Verbes en -tre : la disparition du t au singulier
Les verbes comme mettre, battre, paraître perdent un t aux personnes du singulier : « je mets » (un seul t), « tu mets », « il met ». Le doublement du t ne revient qu’au pluriel : « nous mettons ». Écrire « je metts » avec deux t est une erreur fréquente, par analogie avec l’infinitif.
Marques graphiques oubliées en copie : cédille et e après g
Certains verbes du 3e groupe exigent des ajustements orthographiques pour conserver la prononciation du radical. Ces marques sont souvent absentes des copies.
- La cédille sous le c apparaît devant a et o pour maintenir le son [s] : « nous reçûmes », « il aperçoit ». Sans cédille, le c se lirait [k].
- Le e après le g maintient le son [ʒ] devant a et o : « nous mangeons », « il nageait ». Oublier ce e transforme la prononciation.
- L’accent circonflexe sur certaines formes du passé simple (il parût, il crût) disparaît souvent, bien que la réforme orthographique de 1990 ait assoupli certains cas.

Méthode de correction en trois étapes pour une copie
Quand une forme verbale du 3e groupe semble fautive, appliquer cette séquence permet de corriger efficacement sans hésiter.
- Vérifier le groupe du verbe avec le test « nous + présent » : présence ou absence du suffixe -iss-. Si le verbe n’est pas du 3e groupe, le diagnostic s’arrête là.
- Isoler le radical attendu pour la personne et le temps concernés. Comparer avec un verbe modèle de la même famille (prendre pour comprendre, venir pour revenir).

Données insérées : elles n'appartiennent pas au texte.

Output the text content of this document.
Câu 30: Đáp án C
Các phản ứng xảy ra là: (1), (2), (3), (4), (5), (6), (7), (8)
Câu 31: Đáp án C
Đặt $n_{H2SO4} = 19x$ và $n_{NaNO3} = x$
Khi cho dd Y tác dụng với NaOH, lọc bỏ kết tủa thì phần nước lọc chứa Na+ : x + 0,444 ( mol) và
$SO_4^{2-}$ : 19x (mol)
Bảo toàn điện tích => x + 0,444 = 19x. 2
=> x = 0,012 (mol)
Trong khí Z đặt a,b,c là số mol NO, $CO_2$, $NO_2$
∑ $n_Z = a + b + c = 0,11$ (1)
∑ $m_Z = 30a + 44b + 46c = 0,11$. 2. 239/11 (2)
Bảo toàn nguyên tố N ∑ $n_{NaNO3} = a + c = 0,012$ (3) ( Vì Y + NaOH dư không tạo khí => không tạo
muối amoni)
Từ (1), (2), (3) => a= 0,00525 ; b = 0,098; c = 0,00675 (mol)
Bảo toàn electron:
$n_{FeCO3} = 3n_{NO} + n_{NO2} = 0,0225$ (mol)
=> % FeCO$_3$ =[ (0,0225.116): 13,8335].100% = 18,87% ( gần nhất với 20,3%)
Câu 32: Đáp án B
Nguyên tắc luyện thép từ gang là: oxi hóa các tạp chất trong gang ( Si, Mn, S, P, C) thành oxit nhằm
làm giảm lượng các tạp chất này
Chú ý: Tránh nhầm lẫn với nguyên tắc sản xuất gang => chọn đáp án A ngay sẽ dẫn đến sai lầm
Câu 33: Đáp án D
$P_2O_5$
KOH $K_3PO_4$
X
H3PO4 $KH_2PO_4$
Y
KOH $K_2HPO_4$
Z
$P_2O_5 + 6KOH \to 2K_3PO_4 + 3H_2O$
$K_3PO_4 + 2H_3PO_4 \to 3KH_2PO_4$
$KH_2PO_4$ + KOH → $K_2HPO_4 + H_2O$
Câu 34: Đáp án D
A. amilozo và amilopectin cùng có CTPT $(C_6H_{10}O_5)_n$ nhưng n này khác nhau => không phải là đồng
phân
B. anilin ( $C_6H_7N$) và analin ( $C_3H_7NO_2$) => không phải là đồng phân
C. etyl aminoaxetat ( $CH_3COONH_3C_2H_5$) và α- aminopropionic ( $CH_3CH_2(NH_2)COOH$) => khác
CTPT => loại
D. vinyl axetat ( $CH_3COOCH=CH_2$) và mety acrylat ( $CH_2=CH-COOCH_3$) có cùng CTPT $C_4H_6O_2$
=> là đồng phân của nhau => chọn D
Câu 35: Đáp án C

- Contrôler la terminaison : vérifier qu’elle correspond au 3e groupe et non au 2e, puis vérifier les marques graphiques (cédille, doublement de consonne, e après g).
Cette méthode de diagnostic en trois points (groupe, radical, terminaison) transforme la correction en réflexe plutôt qu’en devinette. Elle fonctionne aussi bien pour l’autocorrection que pour la relecture d’un pair.
Les verbes du 3e groupe ne sont pas plus difficiles que les autres une fois qu’on sait où chercher l’erreur. Le vrai gain de temps vient de cette capacité à localiser le type de faute avant de consulter un tableau de conjugaison.